Without that revival, he said, developed-world governments will never tame the debt problems that have driven three euro-zone nations to seek bailouts from the IMF in recent years, are currently pressuring Italy and Spain, and need to be addressed in the United States as well.
“It is going to be a long journey,” he said. “If we don’t get back to real growth, fiscal sustainability is not possible.”
The spring meetings of the fund were a low-key respite to previous gatherings, which over the past few years have been dominated by the global crisis that followed the 2008 collapse of Lehman Brothers, the teetering nature of the euro currency zone and the bailouts of Greece, Ireland and Portugal.
Fund economists kicked off the week’s discussion by boosting their forecast for world economic growth. The U.S. economy seemed to be gaining strength, they said, and Europe should begin exiting a mild recession.

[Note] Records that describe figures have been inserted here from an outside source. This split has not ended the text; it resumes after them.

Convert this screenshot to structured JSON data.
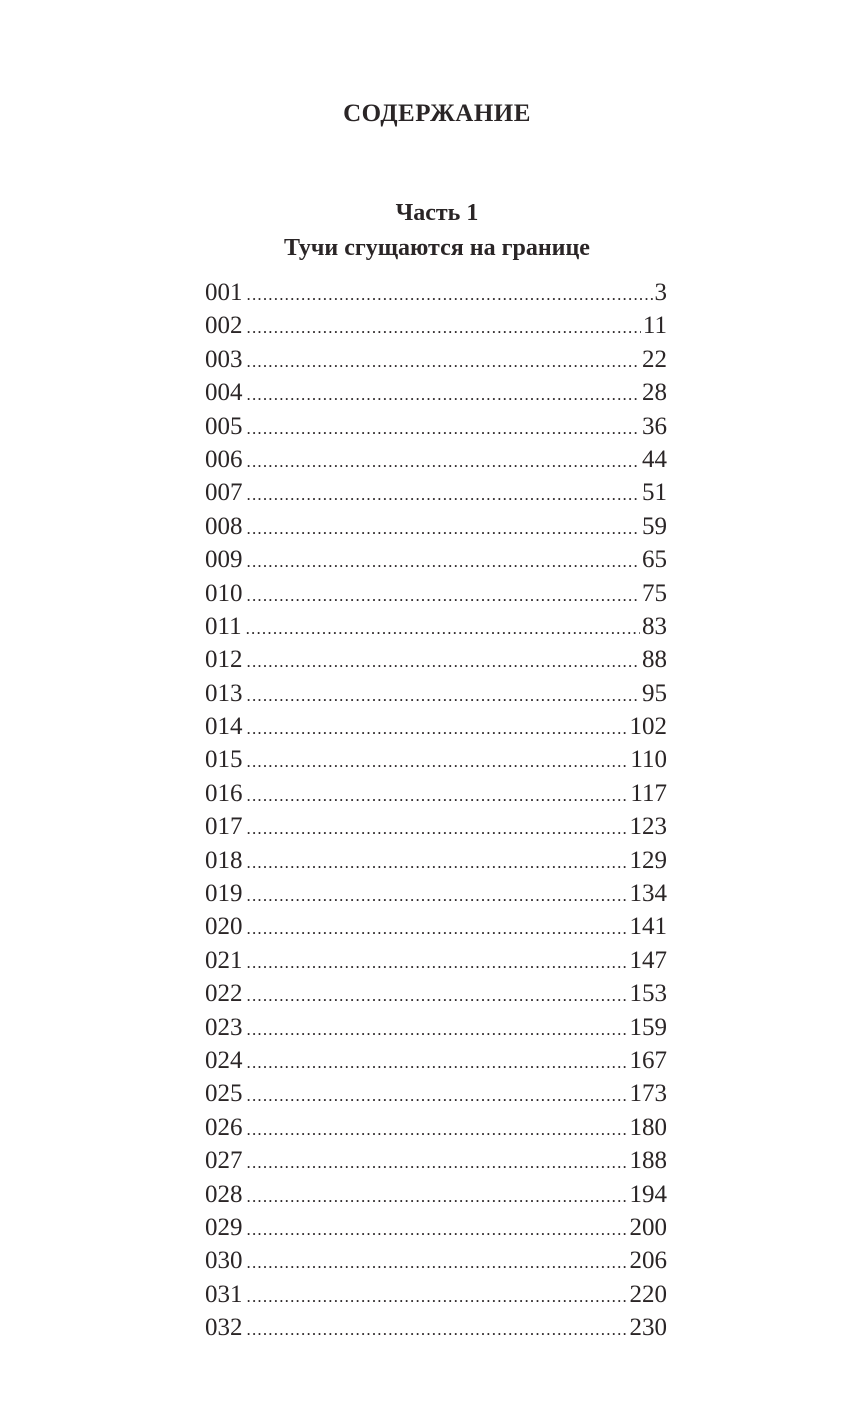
{
  "heading": "СОДЕРЖАНИЕ",
  "part": {
    "label": "Часть 1",
    "title": "Тучи сгущаются на границе"
  },
  "entries": [
    {
      "chapter": "001",
      "page": "3"
    },
    {
      "chapter": "002",
      "page": "11"
    },
    {
      "chapter": "003",
      "page": "22"
    },
    {
      "chapter": "004",
      "page": "28"
    },
    {
      "chapter": "005",
      "page": "36"
    },
    {
      "chapter": "006",
      "page": "44"
    },
    {
      "chapter": "007",
      "page": "51"
    },
    {
      "chapter": "008",
      "page": "59"
    },
    {
      "chapter": "009",
      "page": "65"
    },
    {
      "chapter": "010",
      "page": "75"
    },
    {
      "chapter": "011",
      "page": "83"
    },
    {
      "chapter": "012",
      "page": "88"
    },
    {
      "chapter": "013",
      "page": "95"
    },
    {
      "chapter": "014",
      "page": "102"
    },
    {
      "chapter": "015",
      "page": "110"
    },
    {
      "chapter": "016",
      "page": "117"
    },
    {
      "chapter": "017",
      "page": "123"
    },
    {
      "chapter": "018",
      "page": "129"
    },
    {
      "chapter": "019",
      "page": "134"
    },
    {
      "chapter": "020",
      "page": "141"
    },
    {
      "chapter": "021",
      "page": "147"
    },
    {
      "chapter": "022",
      "page": "153"
    },
    {
      "chapter": "023",
      "page": "159"
    },
    {
      "chapter": "024",
      "page": "167"
    },
    {
      "chapter": "025",
      "page": "173"
    },
    {
      "chapter": "026",
      "page": "180"
    },
    {
      "chapter": "027",
      "page": "188"
    },
    {
      "chapter": "028",
      "page": "194"
    },
    {
      "chapter": "029",
      "page": "200"
    },
    {
      "chapter": "030",
      "page": "206"
    },
    {
      "chapter": "031",
      "page": "220"
    },
    {
      "chapter": "032",
      "page": "230"
    }
  ]
}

Still, the risk of a possibly severe setback is considered large and prompted IMF Managing Director Christine Lagarde to push through a new pool of money, worth about $430 billion, that the fund could use to help countries if the world economy worsens. Though Europe is still considered the likely epicenter of any major meltdown, the new money is not dedicated for use in the euro zone and would be loaned only under the usual set of conditions established by the IMF, Lagarde said.
“It’s nice to have a big umbrella,” Lagarde said of the money raised through pledges from Europe, Japan, South Korea and others, though not the United States. By not contributing, the United States is in the unusual position of having the largest share of votes on the IMF board while providing the second-largest commitment of funds, behind Japan.
The Obama administration argues that the IMF has enough money to respond to any likely problems, that more could be raised quickly if necessary and that the United States has taken other steps to help Europe, such as ensuring a supply of dollars as needed to the European Central Bank.